新年致辭英文
the previous regime - armed with its arrogant and intolerant ideology - reduced man to a force of production, and nature to a tool of production. in this it attacked both their very substance and their mutual relationship. it reduced gifted and autonomous people, skillfully working in their own country, to the nuts and bolts of some monstrously huge, noisy and stinking machine, whose real meaning was not clear to anyone. it could not do more than slowly but inexorably wear out itself and all its nuts and bolts.
when i talk about the contaminated moral atmosphere, i am not talking just about the gentlemen who eat organic vegetables and do not look out of the plane windows. i am talking about all of us. we had all become used to the totalitarian system and accepted it as an unchangeable fact and thus helped to perpetuate it. in other words, we are all - though naturally to differing extents - responsible for the operation of the totalitarian machinery. none of us is just its victim. we are all also its co-creators.
why do i say this? it would be very unreasonable to understand the sad legacy of the last forty years as something alien, which some distant relative bequeathed to us. on the contrary, we have to accept this legacy as a sin we committed against ourselves. if we accept it as such, we will understand that it is up to us all, and up to us alone to do something about it. we cannot blame the previous rulers for everything, not only because it would be untrue, but also because it would blunt the duty that each of us faces today: namely, the obligation to act independently, freely, reasonably and quickly. let us not be mistaken: the best government in the world, the best parliament and the best president, cannot achieve much on their own. and it would be wrong to expect a general remedy from them alone. freedom and democracy include participation and therefore responsibility from us all.

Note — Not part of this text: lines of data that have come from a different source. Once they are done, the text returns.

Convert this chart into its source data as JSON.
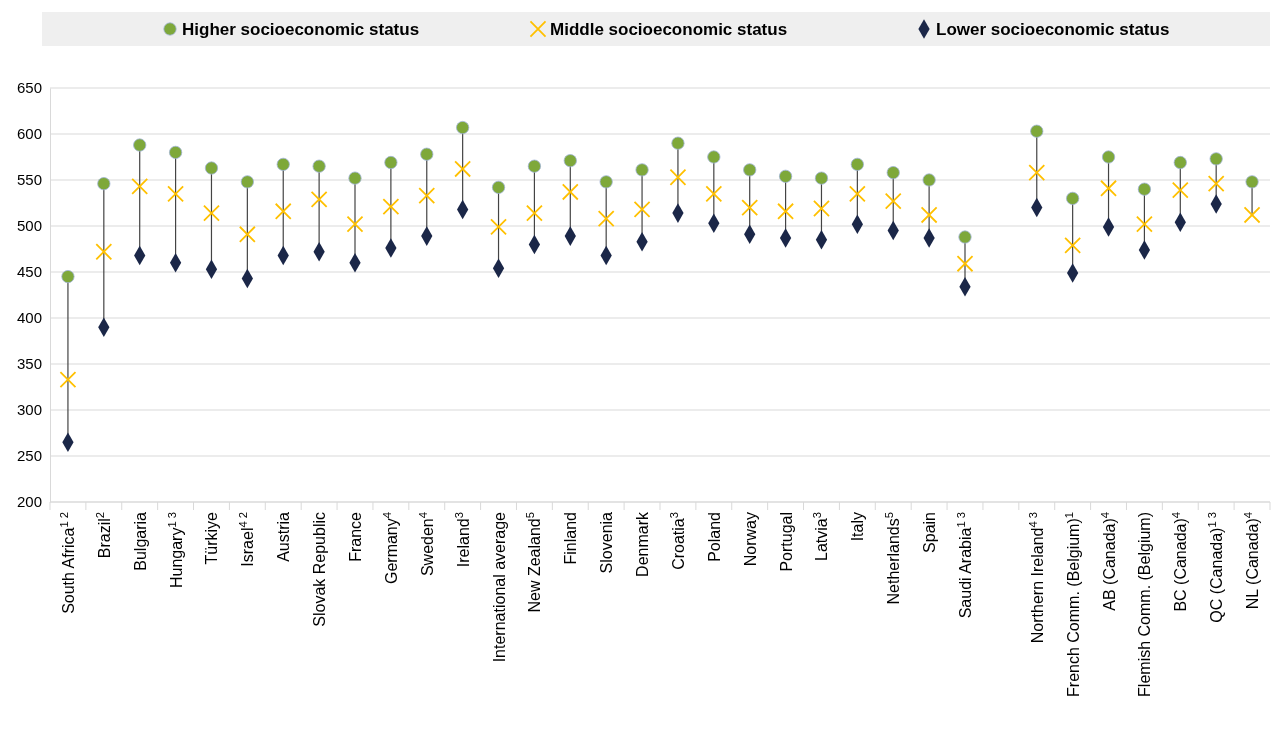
{
  "chart_data": {
    "type": "scatter",
    "legend": "top",
    "grid": "y",
    "ylim": [
      200,
      650
    ],
    "yticks": [
      200,
      250,
      300,
      350,
      400,
      450,
      500,
      550,
      600,
      650
    ],
    "categories": [
      "South Africa$^{1 2}$",
      "Brazil$^{2}$",
      "Bulgaria",
      "Hungary$^{1 3}$",
      "Türkiye",
      "Israel$^{4 2}$",
      "Austria",
      "Slovak Republic",
      "France",
      "Germany$^{4}$",
      "Sweden$^{4}$",
      "Ireland$^{3}$",
      "International average",
      "New Zealand$^{5}$",
      "Finland",
      "Slovenia",
      "Denmark",
      "Croatia$^{3}$",
      "Poland",
      "Norway",
      "Portugal",
      "Latvia$^{3}$",
      "Italy",
      "Netherlands$^{5}$",
      "Spain",
      "Saudi Arabia$^{1 3}$",
      null,
      "Northern Ireland$^{4 3}$",
      "French Comm. (Belgium)$^{1}$",
      "AB (Canada)$^{4}$",
      "Flemish Comm. (Belgium)",
      "BC (Canada)$^{4}$",
      "QC (Canada)$^{1 3}$",
      "NL (Canada)$^{4}$"
    ],
    "series": [
      {
        "name": "Higher socioeconomic status",
        "color": "#7ea83a",
        "marker": "circle",
        "values": [
          445,
          546,
          588,
          580,
          563,
          548,
          567,
          565,
          552,
          569,
          578,
          607,
          542,
          565,
          571,
          548,
          561,
          590,
          575,
          561,
          554,
          552,
          567,
          558,
          550,
          488,
          null,
          603,
          530,
          575,
          540,
          569,
          573,
          548
        ]
      },
      {
        "name": "Middle socioeconomic status",
        "color": "#ffc000",
        "marker": "cross",
        "values": [
          333,
          472,
          543,
          535,
          514,
          491,
          516,
          529,
          502,
          521,
          533,
          562,
          499,
          514,
          537,
          508,
          518,
          553,
          535,
          520,
          516,
          519,
          535,
          527,
          512,
          459,
          null,
          558,
          479,
          541,
          502,
          539,
          546,
          512
        ]
      },
      {
        "name": "Lower socioeconomic status",
        "color": "#1b2748",
        "marker": "diamond",
        "values": [
          265,
          390,
          468,
          460,
          453,
          443,
          468,
          472,
          460,
          476,
          489,
          518,
          454,
          480,
          489,
          468,
          483,
          514,
          503,
          491,
          487,
          485,
          502,
          495,
          487,
          434,
          null,
          520,
          449,
          499,
          474,
          504,
          524,
          null
        ]
      }
    ]
  }
}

if we realize this, then all the horrors that the new czechoslovak democracy inherited will cease to appear so terrible. if we realize this, hope will return to our hearts.
in the effort to rectify matters of common concern, we have something to lean on. the recent period - and in particular the last six weeks of our peaceful revolution - has shown the enormous human, moral and spiritual potential, and the civic culture that slumbered in our society under the enforced mask of apathy. whenever someone categorically claimed that we were this or that, i always objected that society is a very mysterious creature and that it is unwise to trust only the face it presents to you. i am happy that i was not mistaken. everywhere in the world people wonder where those meek, humiliated, skeptical and seemingly cynical citizens of czechoslovakia found the marvelous strength to shake the totalitarian yoke from their shoulders in several weeks, and in a decent and peaceful way. and let us ask: where did the young people who never knew another system get their desire for truth, their love of free thought, their political ideas, their civic courage and civic prudence? how did it happen that their parents -- the very generation that had been considered lost -- joined them? how is it that so many people immediately knew what to do and none needed any advice or instruction?